If the compatibility-level is set to 3.11 or above, TypeVars suffice. There is no need to derive from Generic or GenericTypedDict, any more:

T = TypeVar('T')

class ProgressParams(TypedDict):
    token: 'ProgressToken'
    value: T

For Python versions higher than 3.12 only the result will be a generic TypedDict-class:

class ProgressParams[T](TypedDict):
    token: 'ProgressToken'
    value: T

TypeAliases

The mapping of type aliases depends very much on the compatibility-level. If the default compatibility all they way down to Python version 3.7 is selected, Typescript type aliases will be mapped to plain type assignments. For example,:

type ProviderResult<T> = T | undefined | null | Thenable<T | undefined | null>;

will become:

T = TypeVar('T')
ProviderResult = Union[T, None, Coroutine[Union[T, None]]]

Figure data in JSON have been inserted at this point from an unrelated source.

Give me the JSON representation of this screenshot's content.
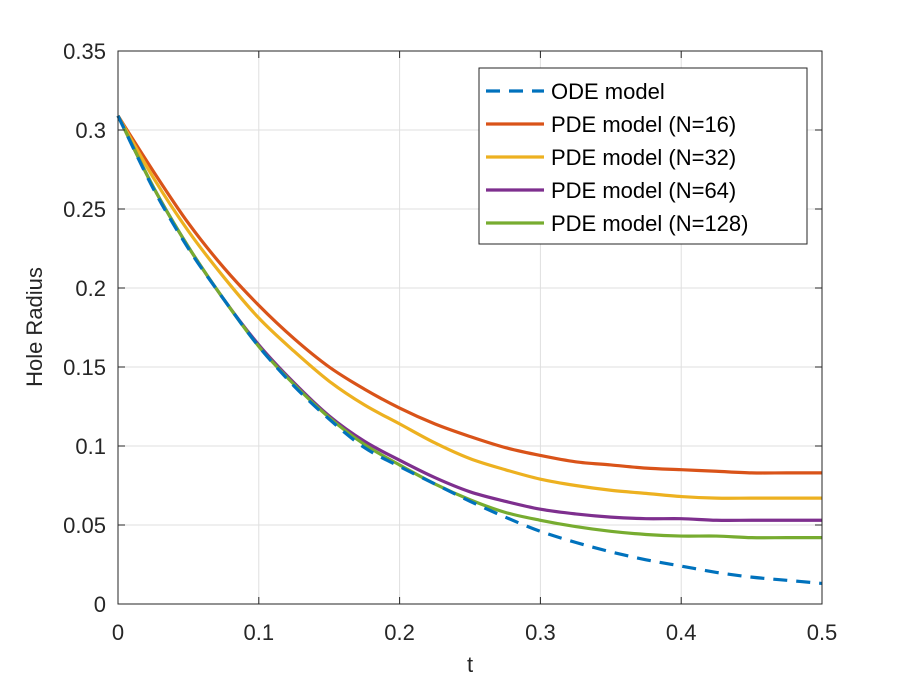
{
  "chart_data": {
    "type": "line",
    "title": "",
    "xlabel": "t",
    "ylabel": "Hole Radius",
    "xlim": [
      0,
      0.5
    ],
    "ylim": [
      0,
      0.35
    ],
    "grid": true,
    "legend_position": "top-right",
    "x_ticks": [
      0,
      0.1,
      0.2,
      0.3,
      0.4,
      0.5
    ],
    "x_tick_labels": [
      "0",
      "0.1",
      "0.2",
      "0.3",
      "0.4",
      "0.5"
    ],
    "y_ticks": [
      0,
      0.05,
      0.1,
      0.15,
      0.2,
      0.25,
      0.3,
      0.35
    ],
    "y_tick_labels": [
      "0",
      "0.05",
      "0.1",
      "0.15",
      "0.2",
      "0.25",
      "0.3",
      "0.35"
    ],
    "x": [
      0,
      0.025,
      0.05,
      0.075,
      0.1,
      0.125,
      0.15,
      0.175,
      0.2,
      0.225,
      0.25,
      0.275,
      0.3,
      0.325,
      0.35,
      0.375,
      0.4,
      0.425,
      0.45,
      0.475,
      0.5
    ],
    "series": [
      {
        "name": "ODE model",
        "color": "#0072BD",
        "style": "dashed",
        "values": [
          0.309,
          0.263,
          0.225,
          0.193,
          0.163,
          0.138,
          0.117,
          0.099,
          0.087,
          0.076,
          0.065,
          0.055,
          0.046,
          0.039,
          0.033,
          0.028,
          0.024,
          0.02,
          0.017,
          0.015,
          0.013
        ]
      },
      {
        "name": "PDE model (N=16)",
        "color": "#D95319",
        "style": "solid",
        "values": [
          0.309,
          0.274,
          0.241,
          0.213,
          0.189,
          0.168,
          0.15,
          0.136,
          0.124,
          0.114,
          0.106,
          0.099,
          0.094,
          0.09,
          0.088,
          0.086,
          0.085,
          0.084,
          0.083,
          0.083,
          0.083
        ]
      },
      {
        "name": "PDE model (N=32)",
        "color": "#EDB120",
        "style": "solid",
        "values": [
          0.309,
          0.27,
          0.236,
          0.207,
          0.181,
          0.16,
          0.141,
          0.126,
          0.114,
          0.102,
          0.092,
          0.085,
          0.079,
          0.075,
          0.072,
          0.07,
          0.068,
          0.067,
          0.067,
          0.067,
          0.067
        ]
      },
      {
        "name": "PDE model (N=64)",
        "color": "#7E2F8E",
        "style": "solid",
        "values": [
          0.309,
          0.264,
          0.226,
          0.193,
          0.164,
          0.14,
          0.119,
          0.103,
          0.091,
          0.08,
          0.071,
          0.065,
          0.06,
          0.057,
          0.055,
          0.054,
          0.054,
          0.053,
          0.053,
          0.053,
          0.053
        ]
      },
      {
        "name": "PDE model (N=128)",
        "color": "#77AC30",
        "style": "solid",
        "values": [
          0.309,
          0.264,
          0.226,
          0.193,
          0.163,
          0.139,
          0.118,
          0.101,
          0.088,
          0.076,
          0.066,
          0.058,
          0.053,
          0.049,
          0.046,
          0.044,
          0.043,
          0.043,
          0.042,
          0.042,
          0.042
        ]
      }
    ]
  }
}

Observe that undefined and null are both mapped to the Python None-value and that redundancies like None | None are automatically resolved to None. If the compatibility-level is set to at least Python version 3.10 with the “-c 3.10” switch which autoselects PEPs 586, 604, 613, the type assignment will furthermore be annotated with the TypeAlias-type:

T = TypeVar('T')
ProviderResult: TypeAlias = T | None | Coroutine[T | None]

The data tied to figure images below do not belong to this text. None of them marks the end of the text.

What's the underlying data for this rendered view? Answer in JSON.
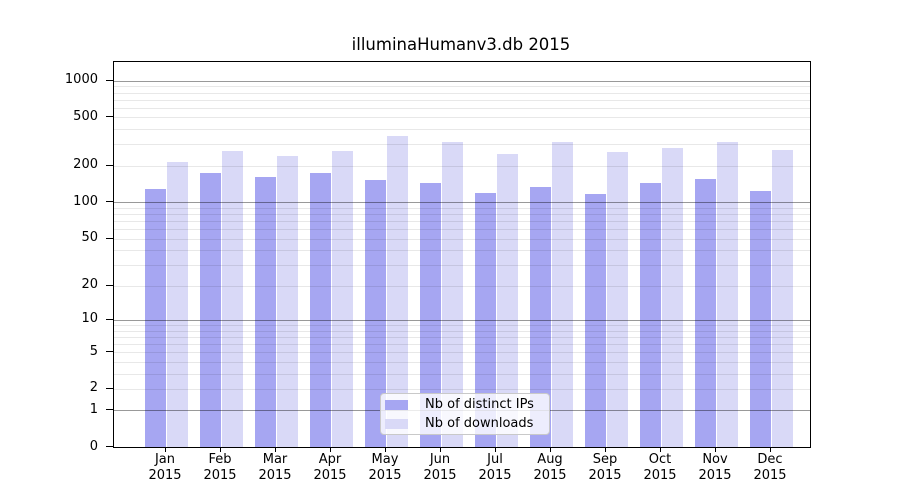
{
  "chart_data": {
    "type": "bar",
    "title": "illuminaHumanv3.db 2015",
    "xlabel": "",
    "ylabel": "",
    "y_scale": "log10(value+1)",
    "ylim": [
      0,
      1420
    ],
    "grid": "on",
    "legend_position": "inside-bottom-center",
    "y_ticks": [
      1000,
      500,
      200,
      100,
      50,
      20,
      10,
      5,
      2,
      1,
      0
    ],
    "categories": [
      "Jan 2015",
      "Feb 2015",
      "Mar 2015",
      "Apr 2015",
      "May 2015",
      "Jun 2015",
      "Jul 2015",
      "Aug 2015",
      "Sep 2015",
      "Oct 2015",
      "Nov 2015",
      "Dec 2015"
    ],
    "series": [
      {
        "name": "Nb of distinct IPs",
        "color": "#a6a6f2",
        "values": [
          129,
          176,
          163,
          174,
          153,
          144,
          120,
          135,
          117,
          145,
          156,
          124
        ]
      },
      {
        "name": "Nb of downloads",
        "color": "#d9d9f7",
        "values": [
          214,
          267,
          242,
          267,
          355,
          312,
          249,
          313,
          261,
          279,
          317,
          272
        ]
      }
    ]
  }
}
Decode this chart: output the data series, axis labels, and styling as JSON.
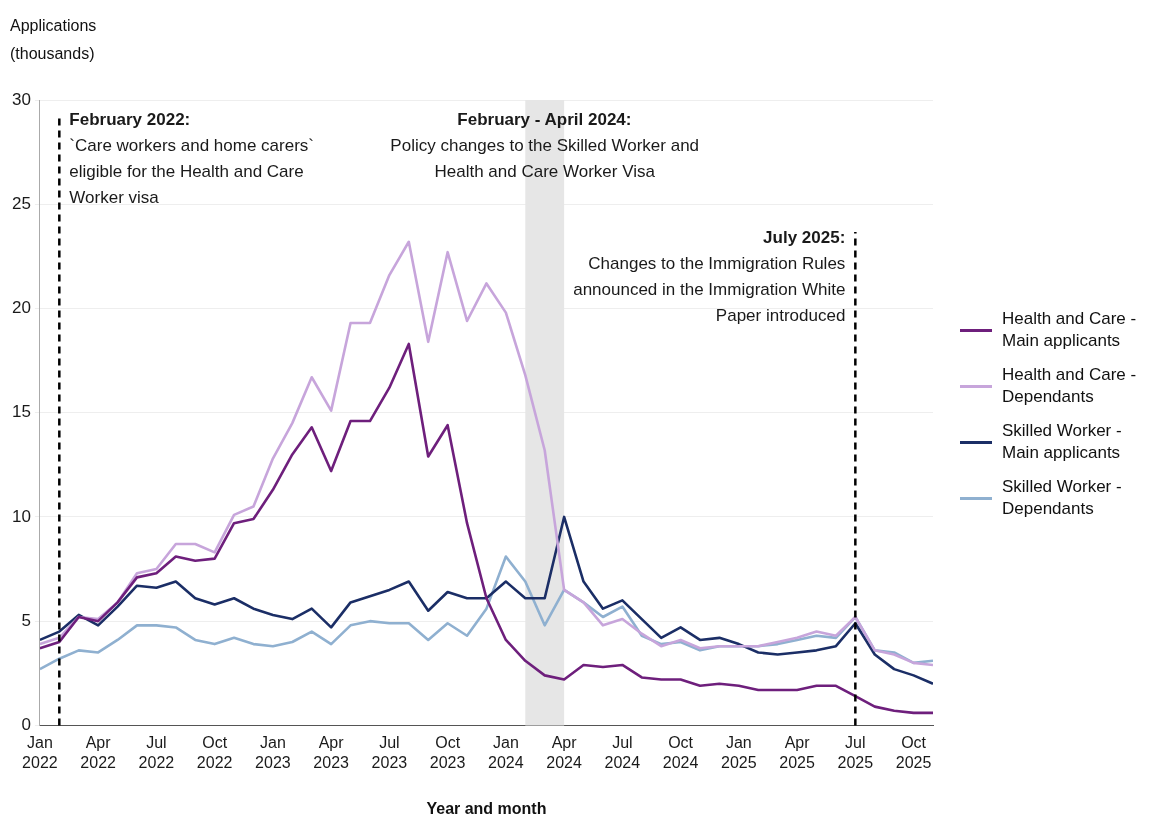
{
  "chart_data": {
    "type": "line",
    "xlabel": "Year and month",
    "ylabel": "Applications (thousands)",
    "x": [
      "2022-01",
      "2022-02",
      "2022-03",
      "2022-04",
      "2022-05",
      "2022-06",
      "2022-07",
      "2022-08",
      "2022-09",
      "2022-10",
      "2022-11",
      "2022-12",
      "2023-01",
      "2023-02",
      "2023-03",
      "2023-04",
      "2023-05",
      "2023-06",
      "2023-07",
      "2023-08",
      "2023-09",
      "2023-10",
      "2023-11",
      "2023-12",
      "2024-01",
      "2024-02",
      "2024-03",
      "2024-04",
      "2024-05",
      "2024-06",
      "2024-07",
      "2024-08",
      "2024-09",
      "2024-10",
      "2024-11",
      "2024-12",
      "2025-01",
      "2025-02",
      "2025-03",
      "2025-04",
      "2025-05",
      "2025-06",
      "2025-07",
      "2025-08",
      "2025-09",
      "2025-10",
      "2025-11"
    ],
    "series": [
      {
        "name": "Health and Care - Main applicants",
        "color": "#6e1f7c",
        "values": [
          3.7,
          4.0,
          5.2,
          5.0,
          5.9,
          7.1,
          7.3,
          8.1,
          7.9,
          8.0,
          9.7,
          9.9,
          11.3,
          13.0,
          14.3,
          12.2,
          14.6,
          14.6,
          16.2,
          18.3,
          12.9,
          14.4,
          9.7,
          6.1,
          4.1,
          3.1,
          2.4,
          2.2,
          2.9,
          2.8,
          2.9,
          2.3,
          2.2,
          2.2,
          1.9,
          2.0,
          1.9,
          1.7,
          1.7,
          1.7,
          1.9,
          1.9,
          1.4,
          0.9,
          0.7,
          0.6,
          0.6
        ]
      },
      {
        "name": "Health and Care - Dependants",
        "color": "#c7a5db",
        "values": [
          3.9,
          4.2,
          5.2,
          5.1,
          5.9,
          7.3,
          7.5,
          8.7,
          8.7,
          8.3,
          10.1,
          10.5,
          12.8,
          14.5,
          16.7,
          15.1,
          19.3,
          19.3,
          21.6,
          23.2,
          18.4,
          22.7,
          19.4,
          21.2,
          19.8,
          16.8,
          13.2,
          6.5,
          5.9,
          4.8,
          5.1,
          4.4,
          3.8,
          4.1,
          3.7,
          3.8,
          3.8,
          3.8,
          4.0,
          4.2,
          4.5,
          4.3,
          5.2,
          3.6,
          3.4,
          3.0,
          2.9
        ]
      },
      {
        "name": "Skilled Worker - Main applicants",
        "color": "#1b2e66",
        "values": [
          4.1,
          4.5,
          5.3,
          4.8,
          5.7,
          6.7,
          6.6,
          6.9,
          6.1,
          5.8,
          6.1,
          5.6,
          5.3,
          5.1,
          5.6,
          4.7,
          5.9,
          6.2,
          6.5,
          6.9,
          5.5,
          6.4,
          6.1,
          6.1,
          6.9,
          6.1,
          6.1,
          10.0,
          6.9,
          5.6,
          6.0,
          5.1,
          4.2,
          4.7,
          4.1,
          4.2,
          3.9,
          3.5,
          3.4,
          3.5,
          3.6,
          3.8,
          4.9,
          3.4,
          2.7,
          2.4,
          2.0
        ]
      },
      {
        "name": "Skilled Worker - Dependants",
        "color": "#8fb0d0",
        "values": [
          2.7,
          3.2,
          3.6,
          3.5,
          4.1,
          4.8,
          4.8,
          4.7,
          4.1,
          3.9,
          4.2,
          3.9,
          3.8,
          4.0,
          4.5,
          3.9,
          4.8,
          5.0,
          4.9,
          4.9,
          4.1,
          4.9,
          4.3,
          5.6,
          8.1,
          6.9,
          4.8,
          6.5,
          5.9,
          5.2,
          5.7,
          4.3,
          3.9,
          4.0,
          3.6,
          3.8,
          3.8,
          3.8,
          3.9,
          4.1,
          4.3,
          4.2,
          5.2,
          3.6,
          3.5,
          3.0,
          3.1
        ]
      }
    ],
    "xlim": [
      "2022-01",
      "2025-11"
    ],
    "xticks": [
      {
        "value": "2022-01",
        "label": "Jan 2022"
      },
      {
        "value": "2022-04",
        "label": "Apr 2022"
      },
      {
        "value": "2022-07",
        "label": "Jul 2022"
      },
      {
        "value": "2022-10",
        "label": "Oct 2022"
      },
      {
        "value": "2023-01",
        "label": "Jan 2023"
      },
      {
        "value": "2023-04",
        "label": "Apr 2023"
      },
      {
        "value": "2023-07",
        "label": "Jul 2023"
      },
      {
        "value": "2023-10",
        "label": "Oct 2023"
      },
      {
        "value": "2024-01",
        "label": "Jan 2024"
      },
      {
        "value": "2024-04",
        "label": "Apr 2024"
      },
      {
        "value": "2024-07",
        "label": "Jul 2024"
      },
      {
        "value": "2024-10",
        "label": "Oct 2024"
      },
      {
        "value": "2025-01",
        "label": "Jan 2025"
      },
      {
        "value": "2025-04",
        "label": "Apr 2025"
      },
      {
        "value": "2025-07",
        "label": "Jul 2025"
      },
      {
        "value": "2025-10",
        "label": "Oct 2025"
      }
    ],
    "ylim": [
      0,
      30
    ],
    "yticks": [
      0,
      5,
      10,
      15,
      20,
      25,
      30
    ],
    "grid": "y",
    "legend": "right",
    "marker": "none",
    "line_style": "solid",
    "ref_lines": [
      {
        "axis": "x",
        "value": "2022-02",
        "label": "February 2022:",
        "color": "#000000",
        "line_style": "dashed"
      },
      {
        "axis": "x",
        "value": "2025-07",
        "label": "July 2025:",
        "color": "#000000",
        "line_style": "dashed"
      }
    ],
    "bands": [
      {
        "axis": "x",
        "from": "2024-02",
        "to": "2024-04",
        "label": "February - April 2024:",
        "color": "#e6e6e6"
      }
    ],
    "annotations": [
      "Policy changes to the Skilled Worker and Health and Care Worker Visa",
      "`Care workers and home carers` eligible for the Health and Care Worker visa",
      "Changes to the Immigration Rules announced in the Immigration White Paper introduced"
    ]
  }
}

Compatibility levels of 3.12 and above will also include support for PEP 695 and ultimately yield the arguably most elegant syntax using the type-statement introduced with Python 3.12:

type ProviderResult[T] = T | None | Coroutine[T | None]

Imports

Starting from version 0.6.9 TypeScript imports, e.g. import {ChangeInfo, CommentRange} from './rest-api'; will be parsed and ignored so that they don’t cause any parser errors.

Types derived from other Types

ts2Python has only rudimentary support for types that are derived from other types (see Creating Types from Types in the Typescript-manual). While some of these derived types are accepted by ts2python’s parser, they are practically never properly matched to similar Python-types. In many cases types derived from other types will - for the lack of a deeper semantic analysis of Typescript-input by ts2python - simply be represented as type Any on the Python-side.

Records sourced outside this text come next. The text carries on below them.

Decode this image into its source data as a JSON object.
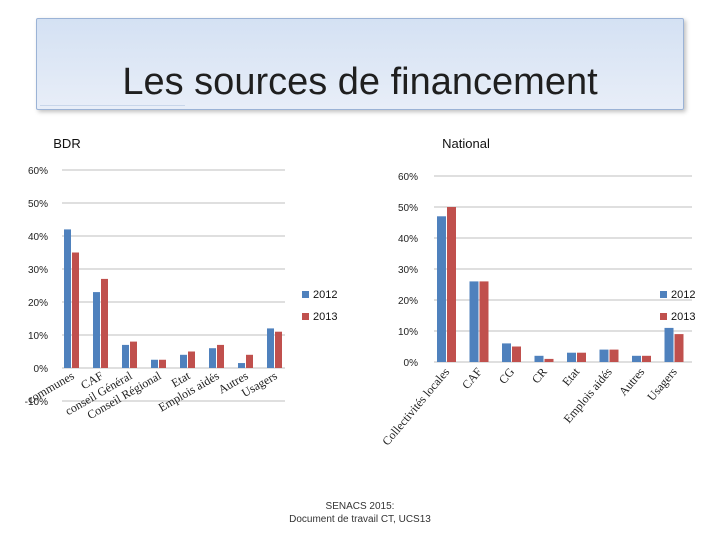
{
  "slide": {
    "title": "Les sources de financement",
    "footer_line1": "SENACS 2015:",
    "footer_line2": "Document de travail CT,  UCS13"
  },
  "colors": {
    "series_2012": "#4f81bd",
    "series_2013": "#c0504d",
    "grid": "#bfbfbf"
  },
  "chart_data": [
    {
      "type": "bar",
      "title": "BDR",
      "xlabel": "",
      "ylabel": "",
      "ylim": [
        -10,
        60
      ],
      "yticks": [
        "-10%",
        "0%",
        "10%",
        "20%",
        "30%",
        "40%",
        "50%",
        "60%"
      ],
      "grid": true,
      "legend": "right",
      "categories": [
        "communes",
        "CAF",
        "conseil Général",
        "Conseil Régional",
        "Etat",
        "Emplois aidés",
        "Autres",
        "Usagers"
      ],
      "series": [
        {
          "name": "2012",
          "values": [
            42,
            23,
            7,
            2.5,
            4,
            6,
            1.5,
            12
          ]
        },
        {
          "name": "2013",
          "values": [
            35,
            27,
            8,
            2.5,
            5,
            7,
            4,
            11
          ]
        }
      ]
    },
    {
      "type": "bar",
      "title": "National",
      "xlabel": "",
      "ylabel": "",
      "ylim": [
        0,
        60
      ],
      "yticks": [
        "0%",
        "10%",
        "20%",
        "30%",
        "40%",
        "50%",
        "60%"
      ],
      "grid": true,
      "legend": "right",
      "categories": [
        "Collectivités locales",
        "CAF",
        "CG",
        "CR",
        "Etat",
        "Emplois aidés",
        "Autres",
        "Usagers"
      ],
      "series": [
        {
          "name": "2012",
          "values": [
            47,
            26,
            6,
            2,
            3,
            4,
            2,
            11
          ]
        },
        {
          "name": "2013",
          "values": [
            50,
            26,
            5,
            1,
            3,
            4,
            2,
            9
          ]
        }
      ]
    }
  ]
}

Because Python’s type system isn’t as elaborated as that of Typescript, a translation that keeps all information will often not be feasible, anyway. The main reason, however, why this is not done is that it would require ts2python to actually reason about the types it parses, which is something which ts2python has not been designed for. However, more purely syntactic support for these constructs can be added in the future, if desired.